Bekennender Heiner 2022
Peter Benz
Bilder meiner Stadt
Hier war ich immer zu Hause: in Bessungen geboren, in Arheilgen aufgewachsen, in der Heimstätten Siedlung bei Verwandten oft zu Besuch; lange vor der Busverbindung mit den Linien 7 oder 8 bis zur Bessunger Straße dann der lange Fußmarsch zur Siedlung. Das alles prägt und brachte mir die Stadt näher. Die Stadt wuchs mit mir. Mit der Veränderung meiner Lebenskreise nahm die Stadt auch andere Konturen an. Ich bin nie weggegangen; hier bin ich groß geworden. Umzüge fanden im selben Haus statt.
Welches Bild habe ich von meiner Stadt? Ein frühes. Kindheit: die Ruinen waren unser Abenteuerspielplatz. Zusammenrücken auf engstem Raum, um die ausgebombten Verwandten aufnehmen zu können. Freies Feld. Bauern bei der Arbeit, Stallgeruch. Tiefe Wälder, das Kranichsteiner Schloss, der Steinbrücker Teich, der Frankenstein. Aber auch die Fabrik vor der Haustüre: Merck saugt die Menschen morgens an und spuckt sie abends aus, so war das damals: die Fabriksirene signalisierte Anfang und Ende des Arbeitsalltags. Das ferne Hämmern aus der Knell, wenn genietet wurde beim Bahnausbesserungswerk. In diesem Takt regulierte sich das Leben.

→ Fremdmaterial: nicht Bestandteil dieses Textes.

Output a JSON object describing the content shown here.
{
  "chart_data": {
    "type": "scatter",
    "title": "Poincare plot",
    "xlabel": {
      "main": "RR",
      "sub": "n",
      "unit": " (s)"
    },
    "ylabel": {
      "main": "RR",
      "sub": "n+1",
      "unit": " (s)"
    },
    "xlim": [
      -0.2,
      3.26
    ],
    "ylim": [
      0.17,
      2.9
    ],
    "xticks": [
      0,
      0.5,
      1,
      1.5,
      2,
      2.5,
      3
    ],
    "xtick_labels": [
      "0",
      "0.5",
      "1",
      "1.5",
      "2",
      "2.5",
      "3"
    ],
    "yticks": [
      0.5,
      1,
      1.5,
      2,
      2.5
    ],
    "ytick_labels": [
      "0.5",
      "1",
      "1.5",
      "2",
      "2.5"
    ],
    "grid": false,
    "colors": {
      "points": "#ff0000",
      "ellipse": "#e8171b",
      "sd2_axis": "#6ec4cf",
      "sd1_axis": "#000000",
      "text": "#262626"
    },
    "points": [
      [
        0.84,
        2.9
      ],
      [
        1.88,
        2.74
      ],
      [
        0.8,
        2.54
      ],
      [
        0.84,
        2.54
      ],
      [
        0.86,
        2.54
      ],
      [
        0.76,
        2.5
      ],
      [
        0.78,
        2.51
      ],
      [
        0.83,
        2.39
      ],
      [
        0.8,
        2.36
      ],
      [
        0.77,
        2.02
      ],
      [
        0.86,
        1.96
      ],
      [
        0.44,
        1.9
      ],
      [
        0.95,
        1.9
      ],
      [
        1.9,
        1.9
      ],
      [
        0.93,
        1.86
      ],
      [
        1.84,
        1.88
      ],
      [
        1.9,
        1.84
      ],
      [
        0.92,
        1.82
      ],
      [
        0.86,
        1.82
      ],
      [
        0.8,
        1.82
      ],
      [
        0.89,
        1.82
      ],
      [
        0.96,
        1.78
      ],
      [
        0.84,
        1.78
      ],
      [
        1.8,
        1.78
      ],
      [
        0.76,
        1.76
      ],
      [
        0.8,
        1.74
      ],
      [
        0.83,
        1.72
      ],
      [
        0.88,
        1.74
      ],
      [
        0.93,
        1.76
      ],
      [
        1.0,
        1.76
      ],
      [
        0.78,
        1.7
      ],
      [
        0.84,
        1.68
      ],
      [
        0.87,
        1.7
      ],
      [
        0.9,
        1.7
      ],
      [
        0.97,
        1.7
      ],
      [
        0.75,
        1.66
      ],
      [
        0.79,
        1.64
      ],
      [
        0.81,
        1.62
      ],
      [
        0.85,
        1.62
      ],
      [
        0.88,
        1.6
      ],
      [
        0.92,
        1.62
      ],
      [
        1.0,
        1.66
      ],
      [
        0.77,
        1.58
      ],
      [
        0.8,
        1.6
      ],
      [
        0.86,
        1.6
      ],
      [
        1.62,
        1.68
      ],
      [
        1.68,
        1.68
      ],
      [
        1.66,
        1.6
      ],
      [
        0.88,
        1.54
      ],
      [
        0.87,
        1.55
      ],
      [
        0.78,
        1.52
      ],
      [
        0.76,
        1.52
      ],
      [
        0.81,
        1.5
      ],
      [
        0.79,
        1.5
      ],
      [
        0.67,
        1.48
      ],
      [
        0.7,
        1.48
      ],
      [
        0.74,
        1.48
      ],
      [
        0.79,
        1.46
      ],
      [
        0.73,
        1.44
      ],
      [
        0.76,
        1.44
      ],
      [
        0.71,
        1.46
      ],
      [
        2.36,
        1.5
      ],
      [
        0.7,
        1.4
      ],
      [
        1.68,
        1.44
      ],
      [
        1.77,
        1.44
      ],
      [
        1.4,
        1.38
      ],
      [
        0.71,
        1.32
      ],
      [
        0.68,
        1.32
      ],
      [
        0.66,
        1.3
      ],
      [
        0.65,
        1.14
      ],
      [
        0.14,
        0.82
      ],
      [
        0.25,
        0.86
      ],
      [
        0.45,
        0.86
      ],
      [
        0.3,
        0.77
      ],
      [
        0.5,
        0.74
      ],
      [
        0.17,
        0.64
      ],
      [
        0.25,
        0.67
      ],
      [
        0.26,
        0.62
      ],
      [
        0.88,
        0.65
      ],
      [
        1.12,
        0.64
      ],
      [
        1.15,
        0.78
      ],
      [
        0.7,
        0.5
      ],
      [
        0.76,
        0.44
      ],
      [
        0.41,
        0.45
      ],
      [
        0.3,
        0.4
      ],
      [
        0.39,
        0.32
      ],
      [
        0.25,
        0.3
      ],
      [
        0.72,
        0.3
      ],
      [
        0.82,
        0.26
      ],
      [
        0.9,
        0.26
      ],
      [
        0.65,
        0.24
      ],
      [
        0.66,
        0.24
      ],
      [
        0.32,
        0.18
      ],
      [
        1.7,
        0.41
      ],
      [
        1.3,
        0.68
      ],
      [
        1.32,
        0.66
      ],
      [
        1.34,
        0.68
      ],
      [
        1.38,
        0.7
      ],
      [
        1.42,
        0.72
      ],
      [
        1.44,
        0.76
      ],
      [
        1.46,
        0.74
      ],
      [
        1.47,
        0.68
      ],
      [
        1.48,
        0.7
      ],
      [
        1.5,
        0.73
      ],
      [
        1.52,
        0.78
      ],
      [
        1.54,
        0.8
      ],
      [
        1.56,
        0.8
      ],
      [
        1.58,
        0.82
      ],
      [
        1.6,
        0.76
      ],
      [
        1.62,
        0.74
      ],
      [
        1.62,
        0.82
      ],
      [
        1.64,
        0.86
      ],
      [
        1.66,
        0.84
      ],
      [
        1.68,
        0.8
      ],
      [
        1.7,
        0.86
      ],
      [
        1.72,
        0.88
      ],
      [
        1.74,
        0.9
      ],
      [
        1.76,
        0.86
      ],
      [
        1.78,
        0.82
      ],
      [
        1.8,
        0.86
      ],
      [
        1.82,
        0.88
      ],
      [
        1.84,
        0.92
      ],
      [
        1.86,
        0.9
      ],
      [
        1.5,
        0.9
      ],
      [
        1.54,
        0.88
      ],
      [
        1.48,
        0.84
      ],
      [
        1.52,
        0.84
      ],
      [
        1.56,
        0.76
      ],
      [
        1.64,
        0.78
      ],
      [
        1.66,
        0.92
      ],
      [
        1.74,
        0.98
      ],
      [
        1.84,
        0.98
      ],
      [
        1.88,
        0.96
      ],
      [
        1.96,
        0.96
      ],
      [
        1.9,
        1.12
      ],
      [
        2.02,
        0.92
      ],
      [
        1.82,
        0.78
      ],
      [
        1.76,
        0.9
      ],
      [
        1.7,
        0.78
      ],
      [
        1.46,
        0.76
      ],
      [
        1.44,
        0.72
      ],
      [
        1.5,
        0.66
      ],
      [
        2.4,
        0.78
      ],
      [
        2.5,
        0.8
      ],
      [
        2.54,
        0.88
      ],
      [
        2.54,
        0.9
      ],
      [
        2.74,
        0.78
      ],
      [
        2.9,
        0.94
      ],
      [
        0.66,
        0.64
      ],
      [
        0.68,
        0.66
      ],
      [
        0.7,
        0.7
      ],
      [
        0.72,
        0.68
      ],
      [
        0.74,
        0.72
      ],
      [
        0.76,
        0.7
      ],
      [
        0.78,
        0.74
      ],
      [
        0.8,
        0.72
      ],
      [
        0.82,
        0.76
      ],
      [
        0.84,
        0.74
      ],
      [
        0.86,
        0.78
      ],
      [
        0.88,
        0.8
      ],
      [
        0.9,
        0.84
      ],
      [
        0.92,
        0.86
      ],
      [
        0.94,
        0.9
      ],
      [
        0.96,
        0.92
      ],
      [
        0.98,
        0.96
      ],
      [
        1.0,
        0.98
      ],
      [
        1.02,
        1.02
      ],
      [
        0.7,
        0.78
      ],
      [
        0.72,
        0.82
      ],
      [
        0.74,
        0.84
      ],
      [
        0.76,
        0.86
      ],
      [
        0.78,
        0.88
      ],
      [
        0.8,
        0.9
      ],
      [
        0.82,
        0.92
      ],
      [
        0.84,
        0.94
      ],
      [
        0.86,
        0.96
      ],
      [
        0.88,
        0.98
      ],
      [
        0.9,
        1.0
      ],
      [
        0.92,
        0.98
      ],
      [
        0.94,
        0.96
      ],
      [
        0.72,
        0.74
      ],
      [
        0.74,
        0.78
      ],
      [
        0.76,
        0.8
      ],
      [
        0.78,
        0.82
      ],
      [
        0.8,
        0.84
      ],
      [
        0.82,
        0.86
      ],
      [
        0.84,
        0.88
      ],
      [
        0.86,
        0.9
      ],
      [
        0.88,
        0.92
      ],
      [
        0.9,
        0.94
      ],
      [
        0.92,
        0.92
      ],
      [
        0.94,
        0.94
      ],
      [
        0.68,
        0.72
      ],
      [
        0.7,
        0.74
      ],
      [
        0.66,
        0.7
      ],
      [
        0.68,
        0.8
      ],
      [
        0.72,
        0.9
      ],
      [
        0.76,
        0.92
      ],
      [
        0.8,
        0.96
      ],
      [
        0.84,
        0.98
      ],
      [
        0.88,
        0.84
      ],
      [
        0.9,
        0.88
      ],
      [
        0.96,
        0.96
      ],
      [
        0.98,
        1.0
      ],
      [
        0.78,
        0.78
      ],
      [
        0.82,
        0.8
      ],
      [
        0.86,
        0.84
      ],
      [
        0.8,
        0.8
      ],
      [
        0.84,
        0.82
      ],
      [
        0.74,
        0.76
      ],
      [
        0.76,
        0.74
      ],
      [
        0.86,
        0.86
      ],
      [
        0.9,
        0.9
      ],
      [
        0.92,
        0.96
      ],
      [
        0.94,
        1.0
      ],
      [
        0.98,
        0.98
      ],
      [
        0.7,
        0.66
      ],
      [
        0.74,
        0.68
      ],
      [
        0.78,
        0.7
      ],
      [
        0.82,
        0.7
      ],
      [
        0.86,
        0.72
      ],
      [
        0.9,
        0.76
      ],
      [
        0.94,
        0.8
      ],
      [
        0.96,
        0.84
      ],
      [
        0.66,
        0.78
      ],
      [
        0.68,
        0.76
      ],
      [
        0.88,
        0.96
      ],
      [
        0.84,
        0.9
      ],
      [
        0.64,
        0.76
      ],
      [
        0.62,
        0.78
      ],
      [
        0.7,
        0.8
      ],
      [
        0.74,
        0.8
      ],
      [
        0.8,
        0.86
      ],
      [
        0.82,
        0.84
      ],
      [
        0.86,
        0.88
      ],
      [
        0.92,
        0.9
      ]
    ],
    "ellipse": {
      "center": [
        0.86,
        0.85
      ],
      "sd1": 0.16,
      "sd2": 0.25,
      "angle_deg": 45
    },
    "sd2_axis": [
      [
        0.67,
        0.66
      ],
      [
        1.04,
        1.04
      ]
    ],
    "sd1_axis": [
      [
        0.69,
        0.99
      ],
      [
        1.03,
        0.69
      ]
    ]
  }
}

Diese frühen Bilder bleiben hängen. Neue kommen nun regelmäßig hinzu. Der Aufbau, die vielen Gerüste in der Stadt. Die größer werdende Auswahl der Geschäfte; nicht mehr auf Marken kaufen zu müssen. Kultur aus Amerika, provisorisch in der „Krone“ dargeboten, später im eigenen Haus an der Kasinostraße, dem heutigen Literaturhaus: vom Comic bis zu Hemingway und Faulkner. Die alten Straßenbahnen, die uns durch die Stadt schütteln. Und dann die ersten Feste, die Kerbe in den Stadtteilen und das Heinerfest. Von klugen Frauen und Männern 1951 aus der Taufe gehoben, um der vom Krieg schwer getroffenen Stadt und ihrer leidtragenden Bevölkerung Mut zum Leben zu machen. Später als Erwachsene verbrachten wir Stunden im Hamelzelt und hatten dort immer „ de ganze Daag so en vasteckte Dorscht“ wie de Datterich. Neue Schulen wurden gebaut, es gab keinen Schichtunterricht mehr. Meine Stadt ist aus Trümmern wieder erstanden.
Alle Bilder sind präsent. Durch sie erkenne ich mich. Verlasse ich diese Stadt für kurze Zeit, weiß ich, dass ich heimkehre. Hier finde ich mich wieder vor. Ihre Sprache ist mir vertraut, ich stehe mit Land und Leuten auf DU und Du und kenne ihre Geschichte: die höfische Zeit, ihre kulturelle Blüte zu Beginn des vorigen Jahrhunderts mit dem Jugendstil, die republikanischen und revolutionär-literarischen Anfänge nach dem ersten Weltkrieg und der tiefe politische Fall 1933 mit der Nazi-Diktatur, als auch Darmstadt braune Hochburg wurde. Die Folgen davon haben mich geprägt. Die Trümmer gehören zu den ersten Bildern.
Meine Heimat ist diese Stadt. Sie liegt in der Provinz, manches Mal abfällig gemeint. Wer aber die Provinz lobt, weiß, dass nach dem alles vernichtenden Krieg Leben nur noch aus dem engeren Lebensbezirk möglich war. Aus der Provinz kam demokratische Erneuerung. Sie ist das Fundament meiner heimatlichen Provinz. Städte waren vor den Staaten, lautet eine historische Erkenntnis. Die Provinz gewann die humanen Bezirke der Politik zurück. Von hier aus wurde die Tür zur Welt geöffnet: auch 16 Partnerstädte haben daran ihren Anteil. Wir sind in ihr und in der Welt zu Hause. Weltläufig mit festem Boden unter den Füßen.
Nach fast 40 Jahren Dienst in Stadt und Land, davon 29 Jahre hauptamtlich in meiner Stadt, bin mit ihr immer noch über einige kulturelle Vereinigungen und Initiativen tätig verbunden, denn all diese Bilder haben mich eines gelehrt: Kultur gibt der Stadt Zusammenhalt. Sie ist das innere Gesicht unserer Stadt, die einmal zur kulturellen Hauptstadt Hessens nobilitiert wurde.